République démocratique du Congo : l’ONU alerte sur les risques d’une réforme constitutionnelle sans consensus
Alors que la République démocratique du Congo (RDC) traverse une période de tensions socio-politiques, la question de la réforme constitutionnelle s’impose comme un sujet brûlant. Lors d’une séance du Conseil des droits de l’homme des Nations unies à Genève, un responsable onusien a mis en garde contre les dangers d’un processus de réforme mené sans concertation nationale approfondie.
Le 29 juin 2026, Abdoul Aziz Thioye, directeur adjoint de la Division des opérations mondiales au Haut-Commissariat des Nations unies aux droits de l’homme, a rappelé que toute modification de la Constitution congolaise devait impérativement s’appuyer sur un consensus national pour éviter des fractures sociales profondes.
Une réforme constitutionnelle sous haute surveillance internationale
Intervenant lors de la 62ᵉ session du Conseil des droits de l’homme, Abdoul Aziz Thioye a souligné que les récentes manifestations à Kinshasa contre une éventuelle réforme constitutionnelle illustraient les tensions actuelles. Pour lui, l’absence de dialogue inclusif pourrait graves conséquences sur la cohésion sociale du pays.
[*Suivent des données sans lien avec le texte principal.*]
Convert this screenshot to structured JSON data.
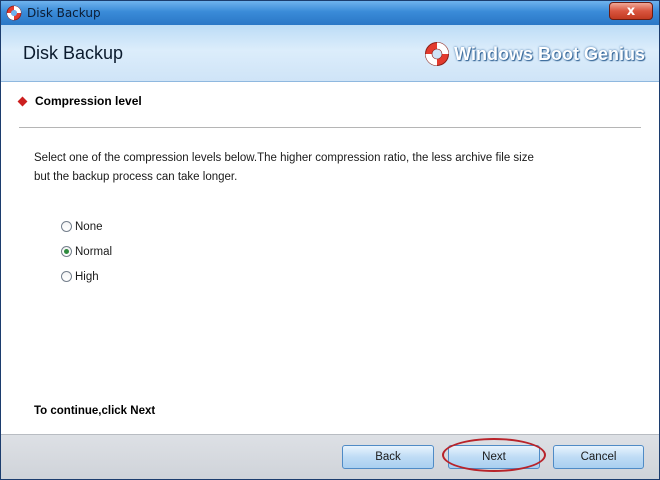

Le responsable onusien a également rappelé l’importance de respecter les engagements internationaux de la RDC en matière de droits humains. Il a insisté sur la nécessité de consulter tous les acteurs politiques et sociaux pour garantir une transition harmonieuse.
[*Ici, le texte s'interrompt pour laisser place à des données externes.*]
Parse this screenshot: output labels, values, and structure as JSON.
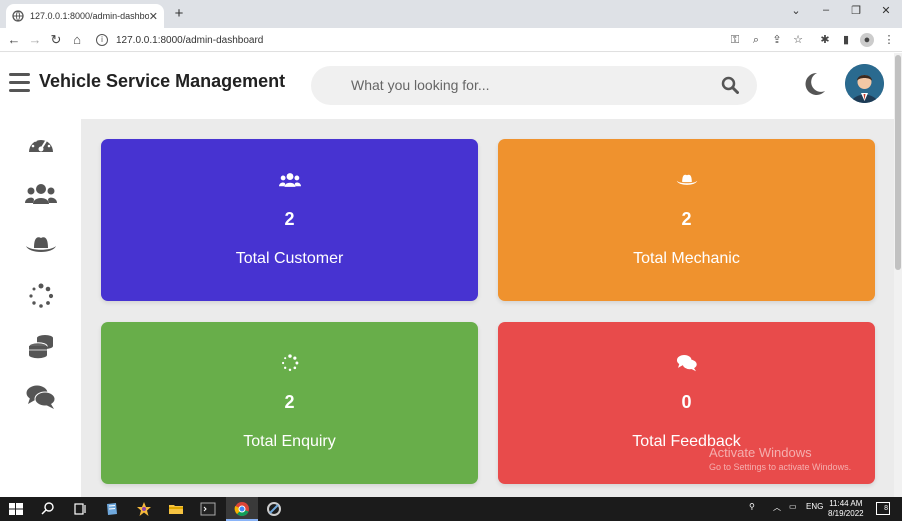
{
  "browser": {
    "tab_title": "127.0.0.1:8000/admin-dashboard",
    "url": "127.0.0.1:8000/admin-dashboard"
  },
  "header": {
    "brand": "Vehicle Service Management",
    "search_placeholder": "What you looking for..."
  },
  "sidebar": {
    "items": [
      {
        "icon": "dashboard-gauge-icon"
      },
      {
        "icon": "users-icon"
      },
      {
        "icon": "hat-icon"
      },
      {
        "icon": "spinner-icon"
      },
      {
        "icon": "coins-icon"
      },
      {
        "icon": "comments-icon"
      }
    ]
  },
  "cards": [
    {
      "icon": "users-icon",
      "value": "2",
      "label": "Total Customer",
      "color": "#4733d1"
    },
    {
      "icon": "hat-icon",
      "value": "2",
      "label": "Total Mechanic",
      "color": "#ef922e"
    },
    {
      "icon": "spinner-icon",
      "value": "2",
      "label": "Total Enquiry",
      "color": "#68ae4a"
    },
    {
      "icon": "comments-icon",
      "value": "0",
      "label": "Total Feedback",
      "color": "#e84b4b"
    }
  ],
  "watermark": {
    "line1": "Activate Windows",
    "line2": "Go to Settings to activate Windows."
  },
  "taskbar": {
    "lang": "ENG",
    "time": "11:44 AM",
    "date": "8/19/2022",
    "notifications": "8"
  }
}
La RDC face à des défis sécuritaires et politiques majeurs
Le débat sur la réforme constitutionnelle intervient dans un contexte marqué par une crise sécuritaire persistante dans l’Est du pays. L’activisme des groupes armés, notamment la rébellion de l’AFC/M23 soutenue par le Rwanda, ainsi que les activités des ADF, aggravent une situation déjà complexe.
Les affrontements récurrents dans les provinces du Nord-Kivu et du Sud-Kivu, couplés à une stagnation des initiatives diplomatiques, compliquent davantage la stabilisation du pays. Dans ce cadre, la question de la réforme constitutionnelle prend une dimension encore plus sensible.
L’accompagnement des Nations unies dans la lutte contre l’impunité
Abdoul Aziz Thioye a également évoqué le rôle du Bureau conjoint des Nations unies aux droits de l’homme (BCNUDH) dans la lutte contre l’impunité en RDC. Malgré des contraintes budgétaires et une réduction des effectifs, l’organisme onusien a soutenu la condamnation de 109 personnes pour violations graves des droits humains.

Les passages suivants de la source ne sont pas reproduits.